Robust preprocessing before classification¶

Sometimes robust covariance is not the final model. It can be a preprocessing step that identifies suspicious training rows before fitting a standard classifier.

Result at a glance¶

In this run, filtering removes 39 training rows. The filtered classifier is slightly worse than the raw classifier, which is an important honest result: robust filtering is not automatically beneficial.

What the data represent¶

The example uses a noisy supervised classification problem. robustcov scores are computed on the training features and high-distance rows are removed before refitting the classifier.

Why this estimator¶

RegularizedCauchy or AutoRobustScatter is useful when the training set may contain heavy-tailed contamination.
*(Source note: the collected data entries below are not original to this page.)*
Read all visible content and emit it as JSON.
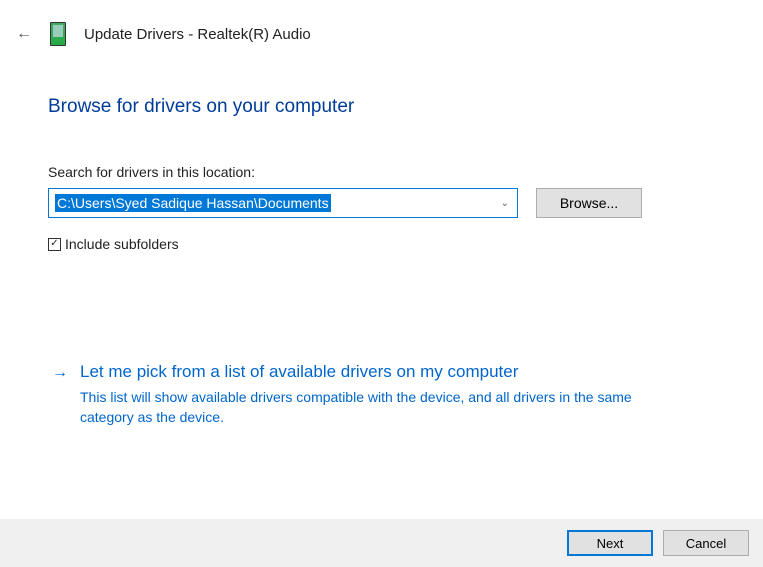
{
  "header": {
    "title": "Update Drivers - Realtek(R) Audio"
  },
  "main": {
    "heading": "Browse for drivers on your computer",
    "search_label": "Search for drivers in this location:",
    "path_value": "C:\\Users\\Syed Sadique Hassan\\Documents",
    "browse_button": "Browse...",
    "include_subfolders_label": "Include subfolders",
    "include_subfolders_checked": true
  },
  "option": {
    "title": "Let me pick from a list of available drivers on my computer",
    "description": "This list will show available drivers compatible with the device, and all drivers in the same category as the device."
  },
  "footer": {
    "next": "Next",
    "cancel": "Cancel"
  }
}
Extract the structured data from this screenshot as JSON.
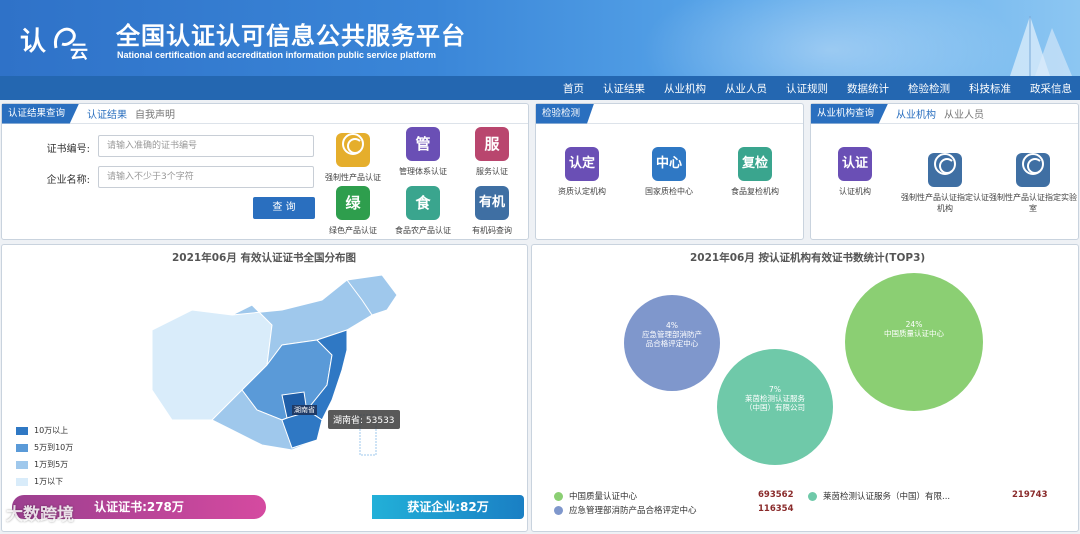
{
  "header": {
    "title": "全国认证认可信息公共服务平台",
    "subtitle": "National certification and accreditation information public service platform"
  },
  "nav": [
    "首页",
    "认证结果",
    "从业机构",
    "从业人员",
    "认证规则",
    "数据统计",
    "检验检测",
    "科技标准",
    "政采信息"
  ],
  "cert_query": {
    "tab_main": "认证结果查询",
    "tabs": [
      "认证结果",
      "自我声明"
    ],
    "cert_no_label": "证书编号:",
    "cert_no_placeholder": "请输入准确的证书编号",
    "company_label": "企业名称:",
    "company_placeholder": "请输入不少于3个字符",
    "query_button": "查 询",
    "services": [
      {
        "icon": "ccc",
        "label": "强制性产品认证",
        "color": "#e5ae2c"
      },
      {
        "icon": "管",
        "label": "管理体系认证",
        "color": "#6a4fb5"
      },
      {
        "icon": "服",
        "label": "服务认证",
        "color": "#b9466e"
      },
      {
        "icon": "绿",
        "label": "绿色产品认证",
        "color": "#2e9e4d"
      },
      {
        "icon": "食",
        "label": "食品农产品认证",
        "color": "#3aa58e"
      },
      {
        "icon": "有机",
        "label": "有机码查询",
        "color": "#3f6fa3"
      }
    ]
  },
  "inspection": {
    "tab_main": "检验检测",
    "items": [
      {
        "icon": "认定",
        "label": "资质认定机构",
        "color": "#6a4fb5"
      },
      {
        "icon": "中心",
        "label": "国家质检中心",
        "color": "#2f78c4"
      },
      {
        "icon": "复检",
        "label": "食品复检机构",
        "color": "#3aa58e"
      }
    ]
  },
  "agency_query": {
    "tab_main": "从业机构查询",
    "tabs": [
      "从业机构",
      "从业人员"
    ],
    "items": [
      {
        "icon": "认证",
        "label": "认证机构",
        "color": "#6a4fb5"
      },
      {
        "icon": "ccc",
        "label": "强制性产品认证指定认证机构",
        "color": "#3f6fa3"
      },
      {
        "icon": "ccc",
        "label": "强制性产品认证指定实验室",
        "color": "#3f6fa3"
      }
    ]
  },
  "map_panel": {
    "title": "2021年06月  有效认证证书全国分布图",
    "legend": [
      {
        "label": "10万以上",
        "color": "#2f78c4"
      },
      {
        "label": "5万到10万",
        "color": "#5a9ad8"
      },
      {
        "label": "1万到5万",
        "color": "#9fc8ec"
      },
      {
        "label": "1万以下",
        "color": "#d9ecfa"
      }
    ],
    "tooltip": "湖南省: 53533",
    "marker": "湖南省",
    "cert_total": "认证证书:278万",
    "enterprise_total": "获证企业:82万",
    "watermark": "大数跨境"
  },
  "bubble_panel": {
    "title": "2021年06月   按认证机构有效证书数统计(TOP3)",
    "bubbles": [
      {
        "pct": "4%",
        "name": "应急管理部消防产品合格评定中心",
        "color": "#7f97cc"
      },
      {
        "pct": "7%",
        "name": "莱茵检测认证服务（中国）有限公司",
        "color": "#6fc9a9"
      },
      {
        "pct": "24%",
        "name": "中国质量认证中心",
        "color": "#8bcf73"
      }
    ],
    "ranking": [
      {
        "name": "中国质量认证中心",
        "value": "693562",
        "color": "#8bcf73"
      },
      {
        "name": "莱茵检测认证服务（中国）有限...",
        "value": "219743",
        "color": "#6fc9a9"
      },
      {
        "name": "应急管理部消防产品合格评定中心",
        "value": "116354",
        "color": "#7f97cc"
      }
    ]
  }
}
The goal is not to win every classifier benchmark, but to diagnose influential or suspicious rows.

Reproduce the result¶

python examples/use_case_ml_preprocessing.py

Output from the run¶

robust preprocessing for downstream ML
raw_training_accuracy_on_test=0.890
robust_filtered_accuracy_on_test=0.871
removed_training_rows=39
scatter_radial_kurtosis=6883710114330931200.000
saved diagnostics to results/use_cases/ml_preprocessing

Figures and diagnostics¶

Robust preprocessing before classification — accuracy comparison

How to read the result¶

Compare the accuracy plot before and after filtering. If performance drops, the removed rows may be hard-but-valid training examples rather than harmful contamination.

What this does not prove¶

Use this workflow with cross-validation. Never filter using test labels, and do not assume that every outlier is an error.